On August 9, Sky Sports suggested that the Red Devils were dropping their pursuit of the Austrian. Even if that’s true, the fact that they even considered him as an option suggests the club is falling into old patterns.
There’s something to be said for backing a new manager and giving him the tools he needs, but United have fallen into this trap before. By giving each successive manager free rein in the transfer market, the club built a squad with no clear strategy. Players from the previous era simply didn’t fit with the next manager’s vision.
Mark Ogen traced that trajectory in his recent ESPN post.

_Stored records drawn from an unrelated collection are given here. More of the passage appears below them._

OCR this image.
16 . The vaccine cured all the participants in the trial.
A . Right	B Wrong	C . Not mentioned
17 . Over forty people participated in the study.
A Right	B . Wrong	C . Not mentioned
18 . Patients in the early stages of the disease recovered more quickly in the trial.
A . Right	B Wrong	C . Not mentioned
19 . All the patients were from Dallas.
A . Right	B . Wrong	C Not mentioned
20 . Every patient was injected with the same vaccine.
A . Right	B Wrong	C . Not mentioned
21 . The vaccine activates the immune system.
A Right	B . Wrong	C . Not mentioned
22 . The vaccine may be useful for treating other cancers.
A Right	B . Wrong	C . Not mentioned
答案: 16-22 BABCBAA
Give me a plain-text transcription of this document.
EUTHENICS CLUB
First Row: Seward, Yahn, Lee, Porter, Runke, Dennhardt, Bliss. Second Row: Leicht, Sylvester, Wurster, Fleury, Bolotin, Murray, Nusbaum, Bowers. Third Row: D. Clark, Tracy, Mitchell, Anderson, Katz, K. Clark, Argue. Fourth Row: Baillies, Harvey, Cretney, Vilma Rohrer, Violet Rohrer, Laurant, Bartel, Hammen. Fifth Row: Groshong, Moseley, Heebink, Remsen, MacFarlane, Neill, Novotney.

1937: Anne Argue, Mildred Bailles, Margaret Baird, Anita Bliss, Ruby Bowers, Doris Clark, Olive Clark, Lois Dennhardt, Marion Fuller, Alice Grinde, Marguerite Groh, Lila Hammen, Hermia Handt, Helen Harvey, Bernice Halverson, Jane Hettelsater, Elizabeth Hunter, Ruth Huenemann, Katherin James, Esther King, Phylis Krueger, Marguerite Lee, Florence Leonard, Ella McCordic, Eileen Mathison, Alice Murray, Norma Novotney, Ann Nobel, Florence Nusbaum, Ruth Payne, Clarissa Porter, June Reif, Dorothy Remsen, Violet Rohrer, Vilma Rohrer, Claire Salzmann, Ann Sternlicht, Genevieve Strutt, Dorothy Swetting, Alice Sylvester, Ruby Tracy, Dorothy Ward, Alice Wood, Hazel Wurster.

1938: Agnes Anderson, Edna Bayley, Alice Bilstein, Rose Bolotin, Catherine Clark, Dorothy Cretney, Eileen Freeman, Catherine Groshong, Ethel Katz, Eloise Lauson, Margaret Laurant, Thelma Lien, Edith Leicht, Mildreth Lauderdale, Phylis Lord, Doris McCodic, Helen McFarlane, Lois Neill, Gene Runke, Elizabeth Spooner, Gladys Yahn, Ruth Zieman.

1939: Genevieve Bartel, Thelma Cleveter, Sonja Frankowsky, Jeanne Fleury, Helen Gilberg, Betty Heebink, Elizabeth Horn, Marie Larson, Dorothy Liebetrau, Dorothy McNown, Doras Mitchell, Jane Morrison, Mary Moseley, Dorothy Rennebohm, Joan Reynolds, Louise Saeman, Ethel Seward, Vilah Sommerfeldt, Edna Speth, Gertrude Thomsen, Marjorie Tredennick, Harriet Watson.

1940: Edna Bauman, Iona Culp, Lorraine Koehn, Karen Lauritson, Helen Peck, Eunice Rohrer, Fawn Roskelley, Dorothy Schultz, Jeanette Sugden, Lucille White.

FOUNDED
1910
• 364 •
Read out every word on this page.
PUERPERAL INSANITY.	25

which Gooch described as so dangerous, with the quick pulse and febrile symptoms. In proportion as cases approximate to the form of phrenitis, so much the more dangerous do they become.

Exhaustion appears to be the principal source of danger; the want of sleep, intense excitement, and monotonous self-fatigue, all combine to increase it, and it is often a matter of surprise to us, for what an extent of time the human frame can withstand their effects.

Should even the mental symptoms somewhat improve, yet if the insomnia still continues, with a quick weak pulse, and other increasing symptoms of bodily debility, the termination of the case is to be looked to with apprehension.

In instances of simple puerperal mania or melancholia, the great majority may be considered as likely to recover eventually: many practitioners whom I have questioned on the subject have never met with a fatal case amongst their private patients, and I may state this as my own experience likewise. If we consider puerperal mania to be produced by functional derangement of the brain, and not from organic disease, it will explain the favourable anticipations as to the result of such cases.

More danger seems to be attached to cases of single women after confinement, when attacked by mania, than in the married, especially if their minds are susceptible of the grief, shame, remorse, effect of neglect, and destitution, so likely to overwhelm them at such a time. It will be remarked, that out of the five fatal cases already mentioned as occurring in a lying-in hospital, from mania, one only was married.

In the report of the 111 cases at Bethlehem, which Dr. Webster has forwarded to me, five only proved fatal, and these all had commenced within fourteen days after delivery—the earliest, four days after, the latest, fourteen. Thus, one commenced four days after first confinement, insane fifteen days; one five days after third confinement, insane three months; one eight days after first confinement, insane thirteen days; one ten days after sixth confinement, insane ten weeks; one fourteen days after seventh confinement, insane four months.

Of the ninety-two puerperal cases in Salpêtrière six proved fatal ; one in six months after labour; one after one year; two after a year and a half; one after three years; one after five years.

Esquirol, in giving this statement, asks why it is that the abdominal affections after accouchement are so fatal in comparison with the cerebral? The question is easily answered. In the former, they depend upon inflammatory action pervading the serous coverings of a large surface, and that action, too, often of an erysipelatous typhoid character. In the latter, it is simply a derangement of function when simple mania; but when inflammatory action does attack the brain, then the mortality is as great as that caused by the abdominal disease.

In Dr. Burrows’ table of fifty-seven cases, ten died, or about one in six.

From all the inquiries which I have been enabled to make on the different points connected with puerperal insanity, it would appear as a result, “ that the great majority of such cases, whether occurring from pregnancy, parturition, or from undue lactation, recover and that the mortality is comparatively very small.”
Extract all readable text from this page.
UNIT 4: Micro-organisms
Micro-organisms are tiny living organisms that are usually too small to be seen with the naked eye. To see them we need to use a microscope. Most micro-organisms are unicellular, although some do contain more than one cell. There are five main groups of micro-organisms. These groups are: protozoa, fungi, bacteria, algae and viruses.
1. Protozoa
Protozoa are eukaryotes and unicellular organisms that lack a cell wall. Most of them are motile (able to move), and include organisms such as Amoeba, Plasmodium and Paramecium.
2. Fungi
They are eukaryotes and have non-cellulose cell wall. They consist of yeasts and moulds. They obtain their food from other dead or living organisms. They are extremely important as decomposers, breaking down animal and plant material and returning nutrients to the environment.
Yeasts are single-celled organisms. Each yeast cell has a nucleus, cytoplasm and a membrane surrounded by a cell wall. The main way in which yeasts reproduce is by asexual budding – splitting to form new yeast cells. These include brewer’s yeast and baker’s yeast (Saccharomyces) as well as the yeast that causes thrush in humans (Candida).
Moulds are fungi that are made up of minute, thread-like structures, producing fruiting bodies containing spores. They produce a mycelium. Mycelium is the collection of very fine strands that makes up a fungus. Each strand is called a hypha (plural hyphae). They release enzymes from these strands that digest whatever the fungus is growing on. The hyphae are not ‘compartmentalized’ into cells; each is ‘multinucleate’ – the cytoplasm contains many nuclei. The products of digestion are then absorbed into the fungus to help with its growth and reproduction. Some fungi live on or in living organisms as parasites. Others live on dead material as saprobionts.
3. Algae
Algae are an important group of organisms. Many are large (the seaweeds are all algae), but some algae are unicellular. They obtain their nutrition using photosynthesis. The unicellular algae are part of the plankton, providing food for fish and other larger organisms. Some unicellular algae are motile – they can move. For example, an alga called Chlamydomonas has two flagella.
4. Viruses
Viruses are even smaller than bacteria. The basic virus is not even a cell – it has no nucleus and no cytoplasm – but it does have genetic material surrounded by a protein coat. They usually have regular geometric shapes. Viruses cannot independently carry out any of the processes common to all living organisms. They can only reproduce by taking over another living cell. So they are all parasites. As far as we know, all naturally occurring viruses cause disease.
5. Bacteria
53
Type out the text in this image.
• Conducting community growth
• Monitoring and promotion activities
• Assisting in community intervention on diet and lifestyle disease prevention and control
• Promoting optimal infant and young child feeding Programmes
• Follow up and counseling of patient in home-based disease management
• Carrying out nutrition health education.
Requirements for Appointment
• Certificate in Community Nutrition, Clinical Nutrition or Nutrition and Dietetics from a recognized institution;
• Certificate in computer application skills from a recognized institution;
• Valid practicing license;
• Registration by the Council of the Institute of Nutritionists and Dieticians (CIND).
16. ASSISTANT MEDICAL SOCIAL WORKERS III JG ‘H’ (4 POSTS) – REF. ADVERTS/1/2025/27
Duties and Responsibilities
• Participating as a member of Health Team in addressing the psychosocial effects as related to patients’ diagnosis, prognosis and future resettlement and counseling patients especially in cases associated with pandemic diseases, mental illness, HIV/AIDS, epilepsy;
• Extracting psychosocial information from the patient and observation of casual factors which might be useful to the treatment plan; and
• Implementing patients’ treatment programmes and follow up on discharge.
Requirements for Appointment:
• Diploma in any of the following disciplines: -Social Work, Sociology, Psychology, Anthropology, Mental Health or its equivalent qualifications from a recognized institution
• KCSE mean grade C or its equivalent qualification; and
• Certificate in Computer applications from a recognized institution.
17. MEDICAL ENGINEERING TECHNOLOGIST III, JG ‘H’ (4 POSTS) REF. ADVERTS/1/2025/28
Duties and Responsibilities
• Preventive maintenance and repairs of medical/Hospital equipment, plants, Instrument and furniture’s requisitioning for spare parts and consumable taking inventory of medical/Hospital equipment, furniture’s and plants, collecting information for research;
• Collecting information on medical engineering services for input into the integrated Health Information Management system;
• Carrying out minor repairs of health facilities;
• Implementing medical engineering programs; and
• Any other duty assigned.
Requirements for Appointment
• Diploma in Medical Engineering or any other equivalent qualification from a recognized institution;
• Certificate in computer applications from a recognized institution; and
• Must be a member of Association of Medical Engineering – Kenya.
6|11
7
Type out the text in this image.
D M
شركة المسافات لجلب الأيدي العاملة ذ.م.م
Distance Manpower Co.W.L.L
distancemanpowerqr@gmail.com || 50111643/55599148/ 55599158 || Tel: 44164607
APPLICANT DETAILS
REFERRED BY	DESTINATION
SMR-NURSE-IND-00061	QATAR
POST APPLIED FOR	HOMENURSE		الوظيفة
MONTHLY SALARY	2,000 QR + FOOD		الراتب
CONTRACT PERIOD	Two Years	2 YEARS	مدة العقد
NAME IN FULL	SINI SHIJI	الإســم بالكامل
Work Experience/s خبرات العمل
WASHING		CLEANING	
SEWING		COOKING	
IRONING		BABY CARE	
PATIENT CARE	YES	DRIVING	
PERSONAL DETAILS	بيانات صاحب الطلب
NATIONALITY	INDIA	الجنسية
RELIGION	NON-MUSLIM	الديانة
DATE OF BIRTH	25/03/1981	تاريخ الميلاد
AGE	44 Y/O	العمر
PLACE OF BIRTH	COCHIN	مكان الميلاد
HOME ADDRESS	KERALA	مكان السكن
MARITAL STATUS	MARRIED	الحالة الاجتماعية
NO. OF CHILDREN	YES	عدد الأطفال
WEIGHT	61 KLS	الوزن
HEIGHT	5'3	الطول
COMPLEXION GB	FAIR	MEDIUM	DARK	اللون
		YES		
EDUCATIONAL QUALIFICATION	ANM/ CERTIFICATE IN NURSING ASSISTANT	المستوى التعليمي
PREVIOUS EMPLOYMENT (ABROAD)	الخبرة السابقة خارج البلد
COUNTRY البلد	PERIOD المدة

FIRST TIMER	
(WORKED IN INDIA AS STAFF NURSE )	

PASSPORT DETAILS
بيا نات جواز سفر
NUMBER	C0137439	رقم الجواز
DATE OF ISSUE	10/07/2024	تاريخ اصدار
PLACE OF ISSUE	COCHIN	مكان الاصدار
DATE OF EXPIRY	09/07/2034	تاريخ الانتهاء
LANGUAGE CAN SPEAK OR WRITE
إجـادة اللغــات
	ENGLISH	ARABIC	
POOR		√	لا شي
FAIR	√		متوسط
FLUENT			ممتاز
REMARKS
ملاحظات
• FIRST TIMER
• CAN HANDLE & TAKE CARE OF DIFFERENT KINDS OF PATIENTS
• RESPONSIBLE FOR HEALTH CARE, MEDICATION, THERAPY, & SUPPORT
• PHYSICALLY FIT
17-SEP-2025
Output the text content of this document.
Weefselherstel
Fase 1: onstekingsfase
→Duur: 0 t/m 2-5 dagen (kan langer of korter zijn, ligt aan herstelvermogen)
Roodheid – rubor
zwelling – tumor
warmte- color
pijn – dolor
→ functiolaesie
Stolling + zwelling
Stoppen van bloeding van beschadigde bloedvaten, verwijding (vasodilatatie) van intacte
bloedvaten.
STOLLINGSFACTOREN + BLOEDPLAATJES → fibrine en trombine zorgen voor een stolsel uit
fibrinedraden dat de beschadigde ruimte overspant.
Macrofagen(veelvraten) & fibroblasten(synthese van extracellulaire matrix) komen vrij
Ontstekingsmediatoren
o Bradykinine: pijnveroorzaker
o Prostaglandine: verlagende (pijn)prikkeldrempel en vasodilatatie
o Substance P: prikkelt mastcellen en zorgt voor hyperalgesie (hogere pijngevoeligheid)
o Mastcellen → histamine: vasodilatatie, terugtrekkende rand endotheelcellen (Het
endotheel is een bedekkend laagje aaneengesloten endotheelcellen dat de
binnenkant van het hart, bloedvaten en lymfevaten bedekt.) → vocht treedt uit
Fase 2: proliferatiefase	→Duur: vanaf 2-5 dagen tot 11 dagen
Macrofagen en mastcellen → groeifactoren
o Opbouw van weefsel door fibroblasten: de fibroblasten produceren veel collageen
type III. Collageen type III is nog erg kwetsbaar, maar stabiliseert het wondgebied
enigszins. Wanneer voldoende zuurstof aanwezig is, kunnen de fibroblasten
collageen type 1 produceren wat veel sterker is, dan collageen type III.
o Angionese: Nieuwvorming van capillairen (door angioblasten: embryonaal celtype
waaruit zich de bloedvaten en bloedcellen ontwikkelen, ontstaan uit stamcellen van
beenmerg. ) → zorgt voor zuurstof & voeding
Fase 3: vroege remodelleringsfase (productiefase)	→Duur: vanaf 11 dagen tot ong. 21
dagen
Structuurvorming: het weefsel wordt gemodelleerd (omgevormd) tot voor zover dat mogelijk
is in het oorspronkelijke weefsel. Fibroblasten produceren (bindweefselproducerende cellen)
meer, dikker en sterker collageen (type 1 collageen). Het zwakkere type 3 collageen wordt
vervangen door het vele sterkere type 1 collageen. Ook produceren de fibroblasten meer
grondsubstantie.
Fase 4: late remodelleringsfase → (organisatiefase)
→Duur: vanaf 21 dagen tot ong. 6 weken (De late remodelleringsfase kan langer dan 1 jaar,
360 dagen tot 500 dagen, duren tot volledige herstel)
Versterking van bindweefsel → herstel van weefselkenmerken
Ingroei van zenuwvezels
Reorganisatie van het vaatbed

Louis van Gaal brought in the likes of Bastian Schweinsteiger, Angel Di Maria and Memphis Depay. When the Dutchman flopped, Jose Mourinho arrived and landed Paul Pogba, Romelu Lukaku, and Alexis Sanchez before things went south.
Then, under Ole Gunnar Solskjaer, United purchased a mismatched collection of players ranging from Donny van der Beek to Harry Maguire. Even the “positive” signings, like Bruno Fernandes, now seem short-sighted and potentially unable to fit in ten Hag’s plans.
Ideally, there should be a director of football guiding the ship and dictating Manchester United’s underlying philosophies. The manager has to have some say in the process, but the players have to fit the club’s vision. That provides continuity, as each successive manager should theoretically mesh with that vision. Will they want a few of their preferred players? Of course, but the foundation of the squad should persist.
The Red Devils, however, aren’t doing that. The club has both a football director and a deputy football director, but it appears that ten Hag is driving the recruiting. Virtually every player the club has bought or even expressed an interest in (barring Adrian Rabiot, which appears to be another panic buy) has the Dutchman’s fingerprints all over it. That could work in the short term, especially if de Jong relents and leaves Barcelona, but it’s not the recipe for long-term success.
With each successive manager, Manchester United supporters have collectively lamented the club’s slide down the table. If their transfer window is any indication, the club hasn’t learned a single lesson. Rather than making the painful steps to build a solid foundation, it’s deja vu all over again.